イリノイ大学シカゴ校のミーネシュ・シン氏も、そうした研究者の一人です。最近の論文で、シン氏と共著者は、リブレヒトの雪と氷の相変化結晶化とは対照的に、溶媒中での結晶成長の根底にある可能性のある新たなメカニズムを特定しました。溶媒結晶化では、固体物質が水などの液体に溶解します。温度を微調整し、他の溶媒を加えることで、メーカーは新しい薬剤分子を結晶化させたり、太陽電池用の新しい結晶を製造したりすることができます。

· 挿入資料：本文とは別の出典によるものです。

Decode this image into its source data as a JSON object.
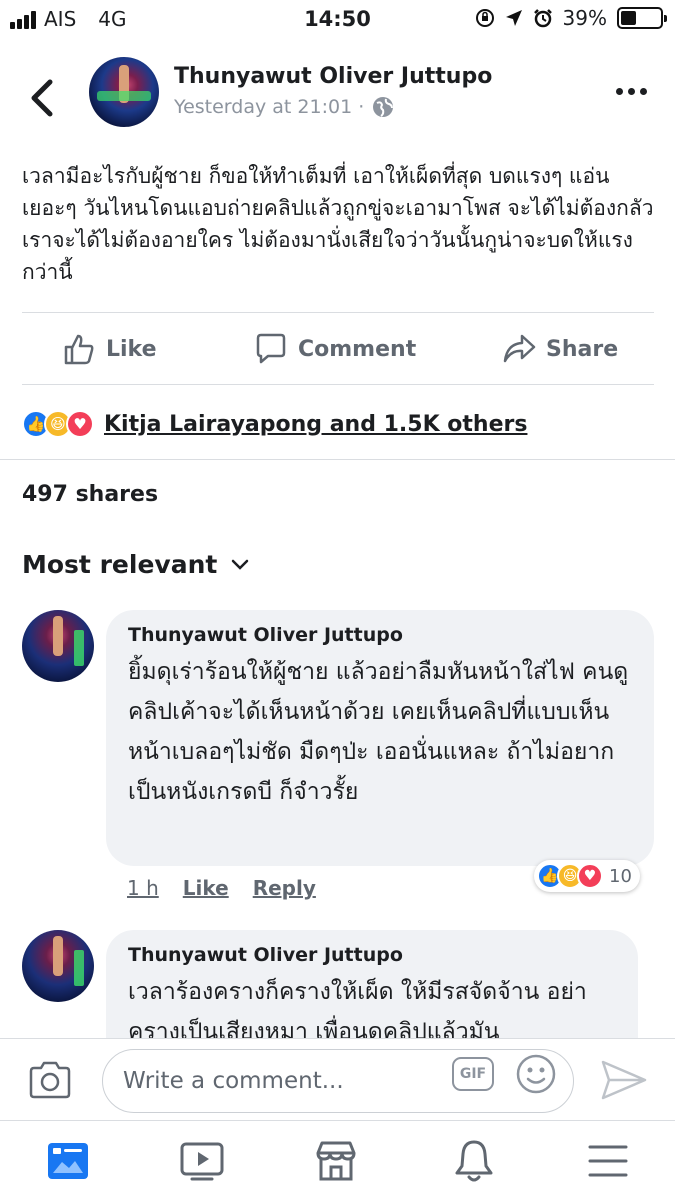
{
  "status_bar": {
    "carrier": "AIS",
    "network": "4G",
    "time": "14:50",
    "battery": "39%",
    "battery_level": 0.39
  },
  "post": {
    "author": "Thunyawut Oliver Juttupo",
    "timestamp": "Yesterday at 21:01 ·",
    "text": "เวลามีอะไรกับผู้ชาย ก็ขอให้ทำเต็มที่ เอาให้เผ็ดที่สุด บดแรงๆ แอ่นเยอะๆ วันไหนโดนแอบถ่ายคลิปแล้วถูกขู่จะเอามาโพส จะได้ไม่ต้องกลัว เราจะได้ไม่ต้องอายใคร ไม่ต้องมานั่งเสียใจว่าวันนั้นกูน่าจะบดให้แรงกว่านี้",
    "actions": {
      "like": "Like",
      "comment": "Comment",
      "share": "Share"
    },
    "reactions_summary": "Kitja Lairayapong and 1.5K others",
    "shares": "497 shares"
  },
  "comments_section": {
    "sort_label": "Most relevant",
    "comments": [
      {
        "author": "Thunyawut Oliver Juttupo",
        "text": "ยิ้มดุเร่าร้อนให้ผู้ชาย แล้วอย่าลืมหันหน้าใส่ไฟ คนดูคลิปเค้าจะได้เห็นหน้าด้วย เคยเห็นคลิปที่แบบเห็นหน้าเบลอๆไม่ชัด มืดๆป่ะ เออนั่นแหละ ถ้าไม่อยากเป็นหนังเกรดบี ก็จำวรั้ย",
        "time": "1 h",
        "like": "Like",
        "reply": "Reply",
        "reaction_count": "10"
      },
      {
        "author": "Thunyawut Oliver Juttupo",
        "text": "เวลาร้องครางก็ครางให้เผ็ด ให้มีรสจัดจ้าน อย่าครางเป็นเสียงหมา เพื่อนดูคลิปแล้วมัน"
      }
    ]
  },
  "composer": {
    "placeholder": "Write a comment...",
    "gif_label": "GIF"
  },
  "icons": {
    "back": "chevron-left-icon",
    "more": "more-horizontal-icon",
    "globe": "globe-icon",
    "camera": "camera-icon",
    "emoji": "emoji-icon",
    "send": "send-icon",
    "tabs": [
      "news-feed-icon",
      "watch-icon",
      "marketplace-icon",
      "notifications-icon",
      "menu-icon"
    ]
  },
  "colors": {
    "accent": "#1877f2",
    "haha": "#f7b928",
    "love": "#f33e58"
  }
}
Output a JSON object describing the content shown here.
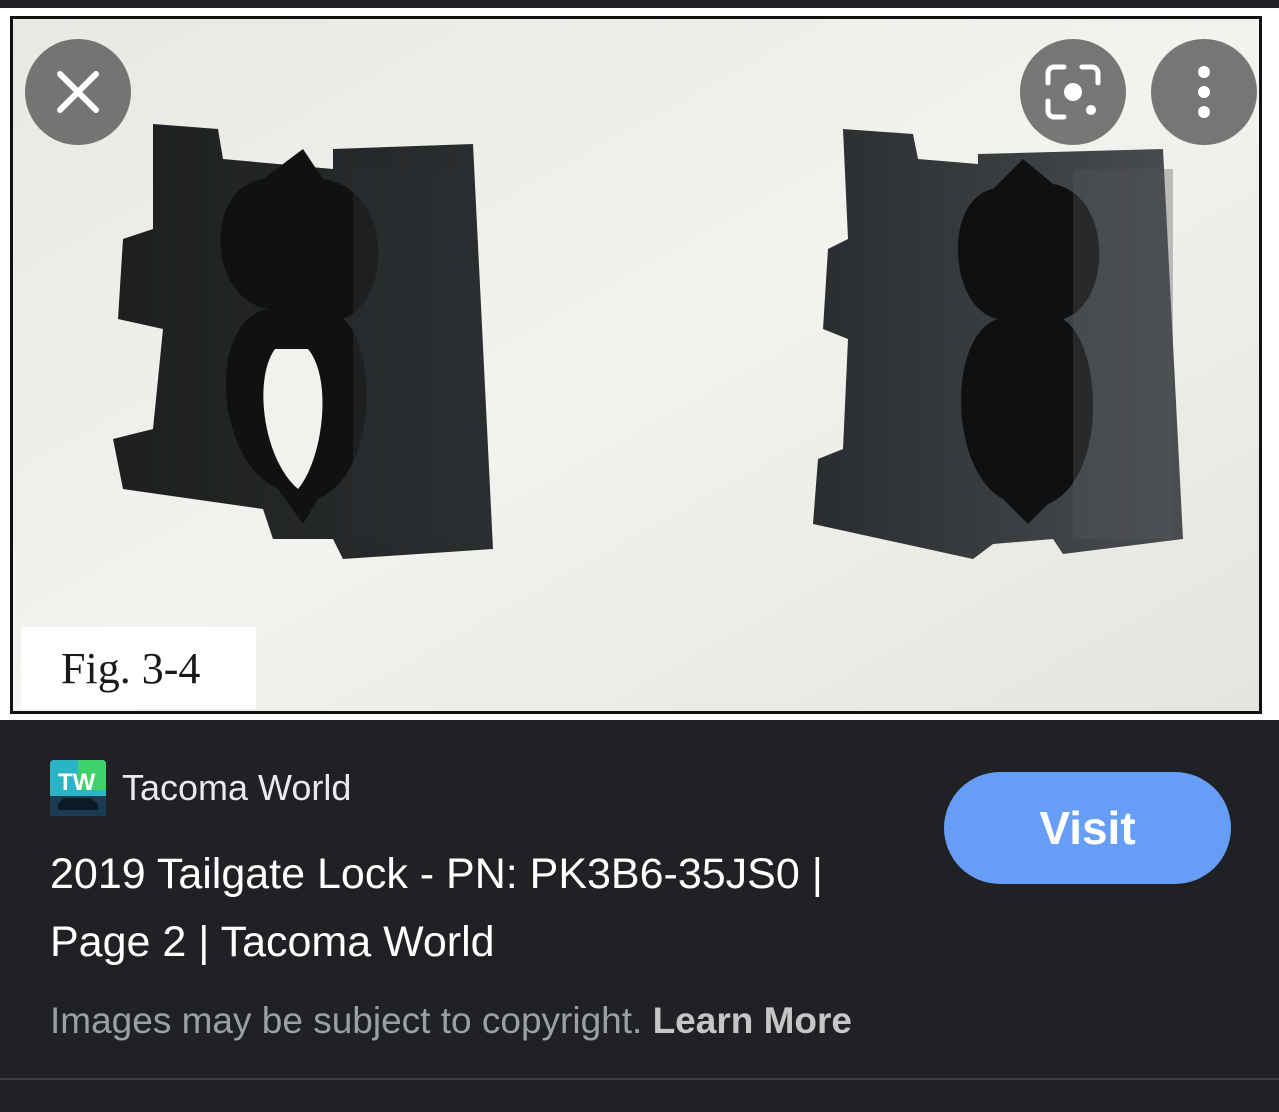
{
  "image": {
    "figure_label": "Fig. 3-4",
    "alt": "Two black plastic tailgate lock clips on a white background"
  },
  "overlay": {
    "close_icon": "close-icon",
    "lens_icon": "lens-icon",
    "more_icon": "more-vert-icon"
  },
  "source": {
    "name": "Tacoma World",
    "favicon_text": "TW",
    "favicon_color": "#2bb3c6"
  },
  "result": {
    "title": "2019 Tailgate Lock - PN: PK3B6-35JS0 | Page 2 | Tacoma World",
    "visit_label": "Visit"
  },
  "footer": {
    "copyright_text": "Images may be subject to copyright.",
    "learn_more": "Learn More"
  },
  "colors": {
    "background": "#202124",
    "visit_button": "#669df6",
    "secondary_text": "#9aa0a6"
  }
}
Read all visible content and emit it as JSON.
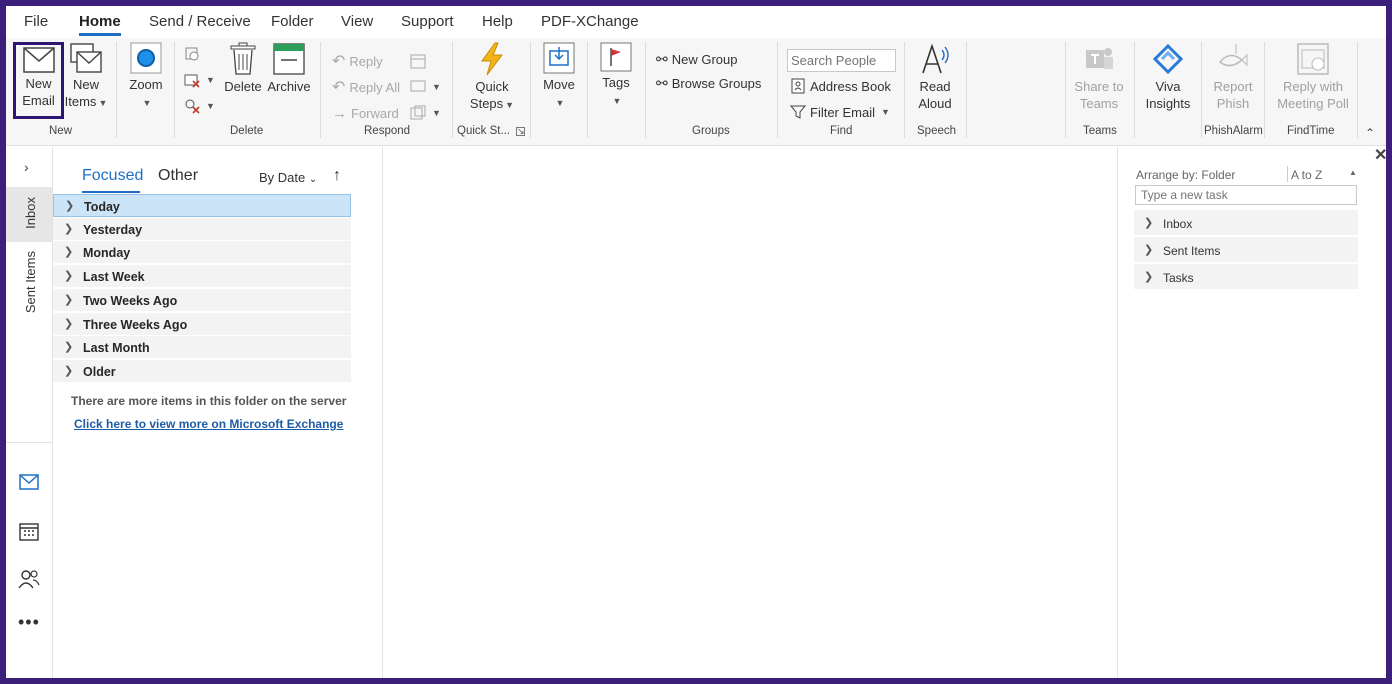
{
  "tabs": [
    "File",
    "Home",
    "Send / Receive",
    "Folder",
    "View",
    "Support",
    "Help",
    "PDF-XChange"
  ],
  "ribbon": {
    "new": {
      "new_email": [
        "New",
        "Email"
      ],
      "new_items": [
        "New",
        "Items"
      ],
      "label": "New"
    },
    "zoom": "Zoom",
    "delete": {
      "delete": "Delete",
      "archive": "Archive",
      "label": "Delete"
    },
    "respond": {
      "reply": "Reply",
      "reply_all": "Reply All",
      "forward": "Forward",
      "label": "Respond"
    },
    "quick_steps": {
      "button": [
        "Quick",
        "Steps"
      ],
      "label": "Quick St..."
    },
    "move": "Move",
    "tags": "Tags",
    "groups": {
      "new_group": "New Group",
      "browse_groups": "Browse Groups",
      "label": "Groups"
    },
    "find": {
      "search_placeholder": "Search People",
      "address_book": "Address Book",
      "filter_email": "Filter Email",
      "label": "Find"
    },
    "speech": {
      "read_aloud": [
        "Read",
        "Aloud"
      ],
      "label": "Speech"
    },
    "teams": {
      "share": [
        "Share to",
        "Teams"
      ],
      "label": "Teams"
    },
    "viva": [
      "Viva",
      "Insights"
    ],
    "phish": {
      "report": [
        "Report",
        "Phish"
      ],
      "label": "PhishAlarm"
    },
    "findtime": {
      "reply_poll": [
        "Reply with",
        "Meeting Poll"
      ],
      "label": "FindTime"
    }
  },
  "nav": {
    "inbox": "Inbox",
    "sent": "Sent Items"
  },
  "list": {
    "focused": "Focused",
    "other": "Other",
    "sort": "By Date",
    "groups": [
      "Today",
      "Yesterday",
      "Monday",
      "Last Week",
      "Two Weeks Ago",
      "Three Weeks Ago",
      "Last Month",
      "Older"
    ],
    "more_items": "There are more items in this folder on the server",
    "exchange_link": "Click here to view more on Microsoft Exchange"
  },
  "todo": {
    "arrange": "Arrange by: Folder",
    "order": "A to Z",
    "task_placeholder": "Type a new task",
    "folders": [
      "Inbox",
      "Sent Items",
      "Tasks"
    ]
  },
  "colors": {
    "accent": "#1f6fc5",
    "frame": "#3b1f7a",
    "highlight": "#2c1672",
    "selected": "#cce4f7"
  }
}
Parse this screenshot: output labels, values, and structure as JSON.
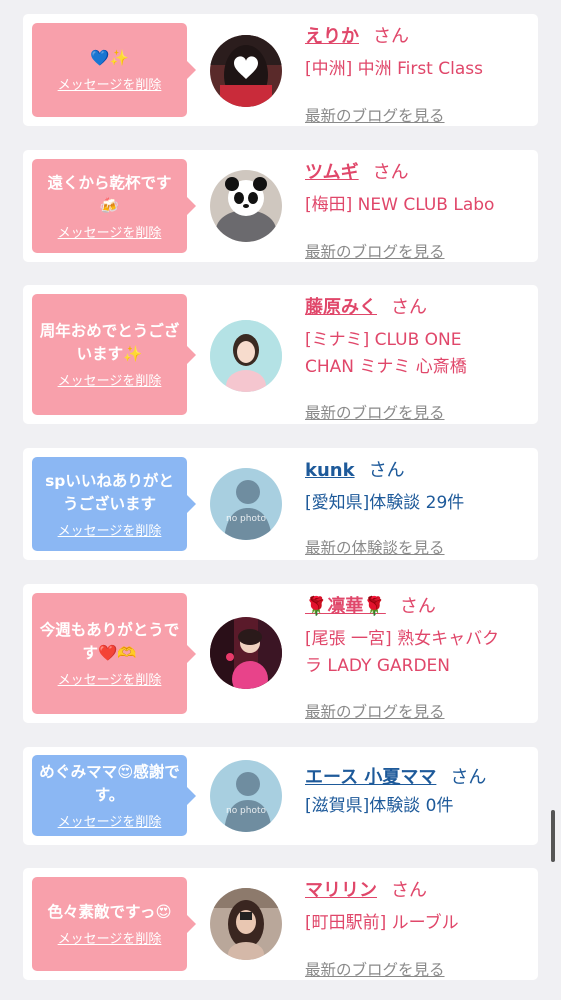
{
  "cards": [
    {
      "theme": "pink",
      "message": "💙✨",
      "delete_label": "メッセージを削除",
      "name": "えりか",
      "honorific": "さん",
      "shop_lines": [
        "[中洲] 中洲 First Class"
      ],
      "link": "最新のブログを見る",
      "avatar_icon": "heart-face-photo"
    },
    {
      "theme": "pink",
      "message": "遠くから乾杯です🍻",
      "delete_label": "メッセージを削除",
      "name": "ツムギ",
      "honorific": "さん",
      "shop_lines": [
        "[梅田] NEW CLUB Labo"
      ],
      "link": "最新のブログを見る",
      "avatar_icon": "panda-face-photo"
    },
    {
      "theme": "pink",
      "message": "周年おめでとうございます✨",
      "delete_label": "メッセージを削除",
      "name": "藤原みく",
      "honorific": "さん",
      "shop_lines": [
        "[ミナミ] CLUB ONE",
        "CHAN ミナミ 心斎橋"
      ],
      "link": "最新のブログを見る",
      "avatar_icon": "portrait-photo"
    },
    {
      "theme": "blue",
      "message": "spいいねありがとうございます",
      "delete_label": "メッセージを削除",
      "name": "kunk",
      "honorific": "さん",
      "shop_lines": [
        "[愛知県]体験談 29件"
      ],
      "link": "最新の体験談を見る",
      "avatar_icon": "no-photo-silhouette",
      "avatar_text": "no photo"
    },
    {
      "theme": "pink",
      "message": "今週もありがとうです❤️🫶",
      "delete_label": "メッセージを削除",
      "name": "🌹凛華🌹",
      "honorific": "さん",
      "shop_lines": [
        "[尾張 一宮] 熟女キャバク",
        "ラ LADY GARDEN"
      ],
      "link": "最新のブログを見る",
      "avatar_icon": "kimono-photo"
    },
    {
      "theme": "blue",
      "message": "めぐみママ😍感謝です。",
      "delete_label": "メッセージを削除",
      "name": "エース 小夏ママ",
      "honorific": "さん",
      "shop_lines": [
        "[滋賀県]体験談 0件"
      ],
      "link": "最新の体験談を見る",
      "avatar_icon": "no-photo-silhouette",
      "avatar_text": "no photo"
    },
    {
      "theme": "pink",
      "message": "色々素敵ですっ😍",
      "delete_label": "メッセージを削除",
      "name": "マリリン",
      "honorific": "さん",
      "shop_lines": [
        "[町田駅前] ルーブル"
      ],
      "link": "最新のブログを見る",
      "avatar_icon": "mirror-selfie-photo"
    }
  ]
}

「結晶成長に関する応用はすべて経験的に扱われています」とシン氏は述べた。「一定の経験的データがあり、その情報を用いて結晶がどのように成長するかを説明しようとします。」しかし、溶液中の分子がどのように結晶に統合されるのかは明らかではないと彼は述べた。「分子をそのように動かす本当の原因は何なのか? なぜ結晶にこだわる必要があるのか​​? 疑問に思い始めると、多くの疑問が生じますが、それらの疑問は解決されません。」

リブレヒト氏は、より優れた実験とより洗練されたコンピューターシミュレーションによって、今後数年間で結晶成長に関する多くの疑問が解明されるだろうと考えている。「いつか、原子レベルまで分子モデルを完全に構築し、量子力学に至るまで、これらの現象が起こっているのを観察できるようになるでしょう」と彼は語った。

物理学の解明に挑みながらも、彼は雪の結晶の写真撮影とそれに伴う旅を楽しんでいる。しかし最近は、太陽が降り注ぐ南カリフォルニアに留まり、研究室で雪の結晶を生やすための高度なシステムを構築している。61歳になり、引退が近づいている。「他の仕事の束縛を捨て去ります。これからは氷の研究だけをするつもりです」と彼は言う。

オリジナルストーリーは、数学、物理科学、生命科学の研究の進展や動向を取り上げることで科学に対する一般の理解を深めることを使命とする、シモンズ財団の編集上独立した出版物であるQuanta Magazineから許可を得て転載されました。